Only 28 percent of participants in a survey undertaken this week, during the attacks, believed that the government was winning its war against drug gangs, while 51 percent said the gangsters were winning. In the poll, taken by the Cabinet for Strategic Communications, another 21 percent said that neither side was winning,
The assaults also struck a painful blow to the morale of the federal police officers on the front line of the drug war.
“This is a very difficult time for us. Most of us are family men and we wonder if our jobs are really worth this much risk,” said a federal agent, who asked his name not be used in fear that such negative statements would be scolded by his commanders.

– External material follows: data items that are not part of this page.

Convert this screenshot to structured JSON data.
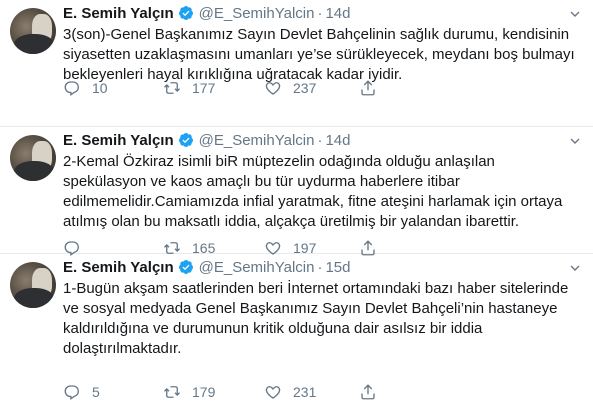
{
  "tweets": [
    {
      "name": "E. Semih Yalçın",
      "handle": "@E_SemihYalcin",
      "time": "14d",
      "lines": [
        "3(son)-Genel Başkanımız Sayın Devlet Bahçelinin sağlık durumu, kendisinin",
        "siyasetten uzaklaşmasını umanları ye’se sürükleyecek, meydanı boş bulmayı",
        "bekleyenleri hayal kırıklığına uğratacak kadar iyidir."
      ],
      "replies": "10",
      "retweets": "177",
      "likes": "237"
    },
    {
      "name": "E. Semih Yalçın",
      "handle": "@E_SemihYalcin",
      "time": "14d",
      "lines": [
        "2-Kemal Özkiraz isimli biR müptezelin odağında olduğu anlaşılan",
        "spekülasyon ve kaos amaçlı bu tür uydurma haberlere itibar",
        "edilmemelidir.Camiamızda infial yaratmak, fitne ateşini harlamak için ortaya",
        "atılmış olan bu maksatlı iddia, alçakça üretilmiş bir yalandan ibarettir."
      ],
      "replies": "",
      "retweets": "165",
      "likes": "197"
    },
    {
      "name": "E. Semih Yalçın",
      "handle": "@E_SemihYalcin",
      "time": "15d",
      "lines": [
        "1-Bugün akşam saatlerinden beri İnternet ortamındaki bazı haber sitelerinde",
        "ve sosyal medyada Genel Başkanımız Sayın Devlet Bahçeli’nin hastaneye",
        "kaldırıldığına ve durumunun kritik olduğuna dair asılsız bir iddia",
        "dolaştırılmaktadır."
      ],
      "replies": "5",
      "retweets": "179",
      "likes": "231"
    }
  ],
  "icons": {
    "verified": "verified-badge-icon",
    "caret": "chevron-down-icon",
    "reply": "reply-icon",
    "retweet": "retweet-icon",
    "like": "heart-icon",
    "share": "share-icon"
  },
  "colors": {
    "text": "#14171a",
    "secondary": "#657786",
    "verified": "#1da1f2",
    "divider": "#e6ecf0"
  }
}
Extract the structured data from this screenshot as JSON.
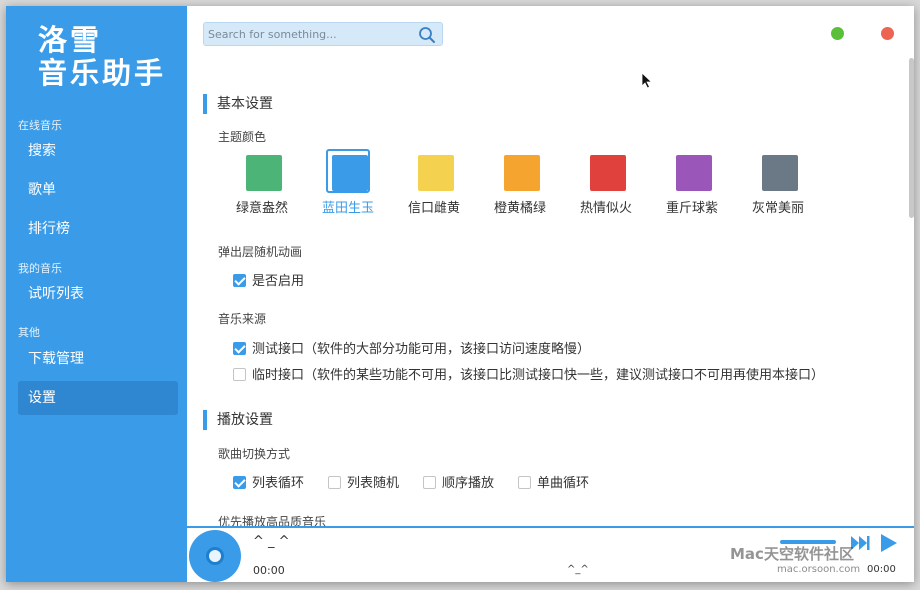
{
  "app": {
    "logo_line1": "洛雪",
    "logo_line2": "音乐助手"
  },
  "sidebar": {
    "groups": [
      {
        "title": "在线音乐",
        "items": [
          {
            "label": "搜索"
          },
          {
            "label": "歌单"
          },
          {
            "label": "排行榜"
          }
        ]
      },
      {
        "title": "我的音乐",
        "items": [
          {
            "label": "试听列表"
          }
        ]
      },
      {
        "title": "其他",
        "items": [
          {
            "label": "下载管理"
          },
          {
            "label": "设置"
          }
        ]
      }
    ],
    "active": "设置"
  },
  "search": {
    "placeholder": "Search for something...",
    "value": "",
    "icon": "search-icon"
  },
  "window_controls": {
    "minimize_color": "#5cbf3a",
    "close_color": "#ec6553"
  },
  "settings": {
    "basic": {
      "title": "基本设置",
      "theme_label": "主题颜色",
      "themes": [
        {
          "name": "绿意盎然",
          "color": "#4db478"
        },
        {
          "name": "蓝田生玉",
          "color": "#3a9be8"
        },
        {
          "name": "信口雌黄",
          "color": "#f5d150"
        },
        {
          "name": "橙黄橘绿",
          "color": "#f6a430"
        },
        {
          "name": "热情似火",
          "color": "#e0413d"
        },
        {
          "name": "重斤球紫",
          "color": "#9a56b8"
        },
        {
          "name": "灰常美丽",
          "color": "#6b7886"
        }
      ],
      "selected_theme": "蓝田生玉",
      "popup_label": "弹出层随机动画",
      "popup_option": {
        "label": "是否启用",
        "checked": true
      },
      "source_label": "音乐来源",
      "sources": [
        {
          "label": "测试接口（软件的大部分功能可用，该接口访问速度略慢）",
          "checked": true
        },
        {
          "label": "临时接口（软件的某些功能不可用，该接口比测试接口快一些，建议测试接口不可用再使用本接口）",
          "checked": false
        }
      ]
    },
    "playback": {
      "title": "播放设置",
      "switch_label": "歌曲切换方式",
      "modes": [
        {
          "label": "列表循环",
          "checked": true
        },
        {
          "label": "列表随机",
          "checked": false
        },
        {
          "label": "顺序播放",
          "checked": false
        },
        {
          "label": "单曲循环",
          "checked": false
        }
      ],
      "quality_label": "优先播放高品质音乐"
    }
  },
  "player": {
    "track": "^ _ ^",
    "time_current": "00:00",
    "center_text": "^_^",
    "time_total": "00:00",
    "accent": "#3a9be8"
  },
  "watermark": {
    "line1": "Mac天空软件社区",
    "line2": "mac.orsoon.com"
  }
}
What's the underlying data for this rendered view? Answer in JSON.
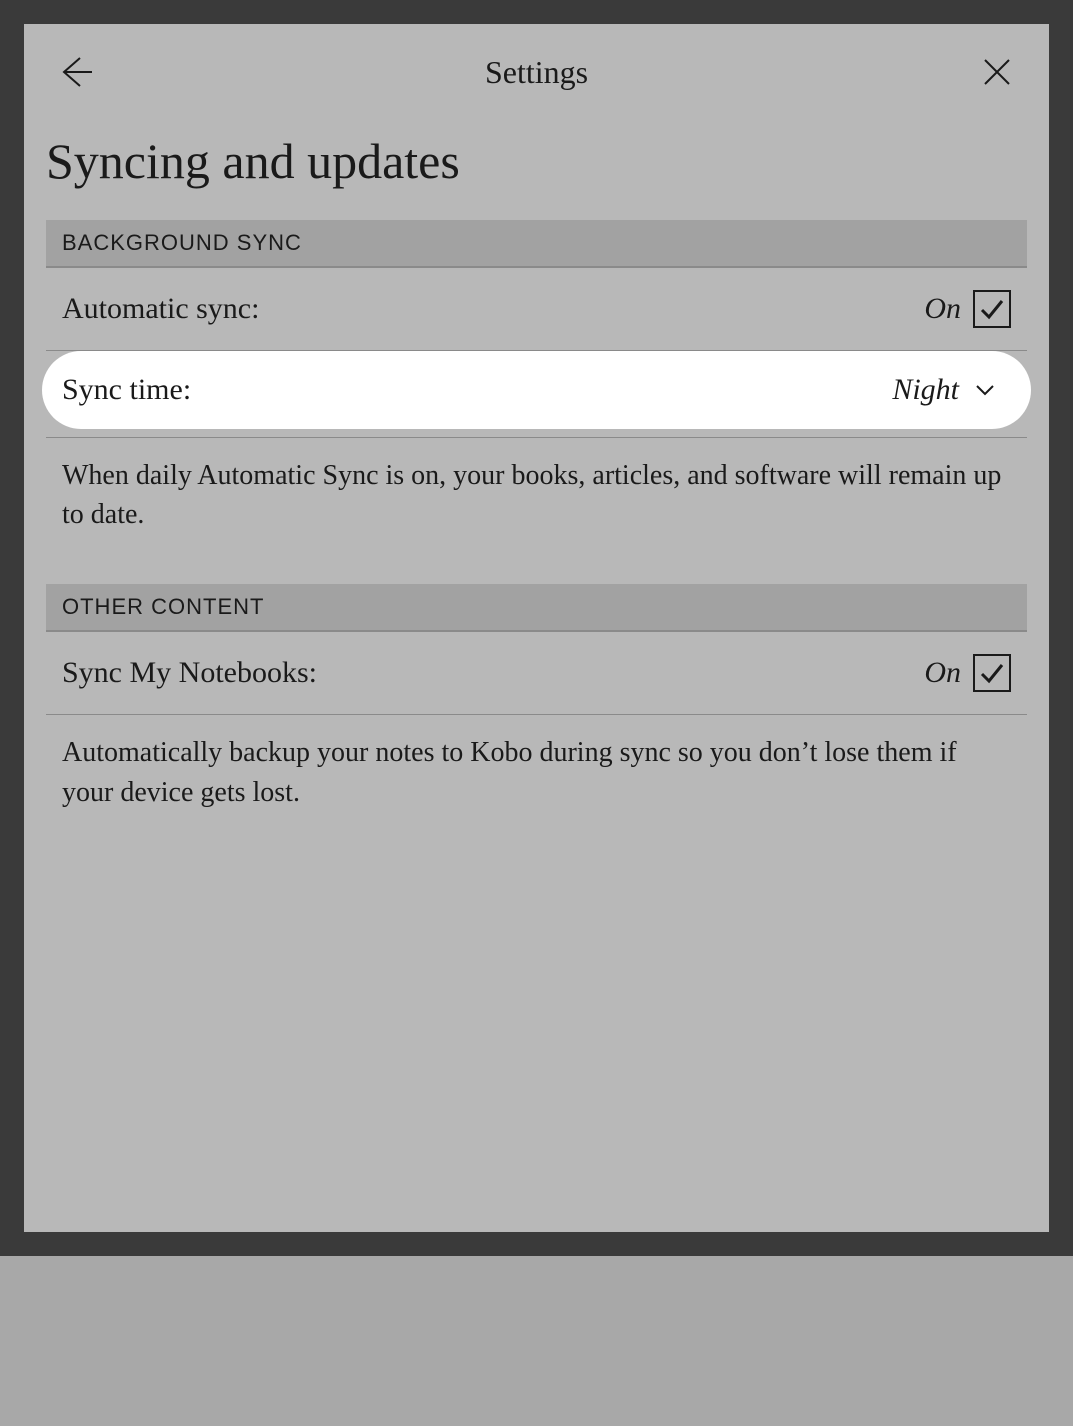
{
  "header": {
    "title": "Settings"
  },
  "page": {
    "title": "Syncing and updates"
  },
  "sections": {
    "background_sync": {
      "header": "BACKGROUND SYNC",
      "automatic_sync": {
        "label": "Automatic sync:",
        "value": "On"
      },
      "sync_time": {
        "label": "Sync time:",
        "value": "Night"
      },
      "description": "When daily Automatic Sync is on, your books, articles, and software will remain up to date."
    },
    "other_content": {
      "header": "OTHER CONTENT",
      "sync_notebooks": {
        "label": "Sync My Notebooks:",
        "value": "On"
      },
      "description": "Automatically backup your notes to Kobo during sync so you don’t lose them if your device gets lost."
    }
  }
}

Since Calderon began his war on drug cartels in December 2006, more than 1,000 police and soldiers have been killed. There have been more than 12,000 drug-related slayings in that period.
The latest attacks were particularly demoralizing for Calderon as they all occurred in his home state of Michoacan — where he launched his crack down.
A lush mountainous region that touches the Pacific coast, Michoacan has long been a center of marijuana and opium cultivation.
In more recent years, its remote peaks have also spawned dozens of labs churning out crystal meth, the highly-addictive synthetic drug whose popularity has spread quickly in the United States.
This valuable drug-producing territory spawned a sinister and extremely violent cartel known as La Familia Michoacana, which claims thousands of members in the state.
In 2006, when Calderon was running for the presidency, La Familia hacked the heads off five rival drug traffickers and rolled them across a disco dance floor.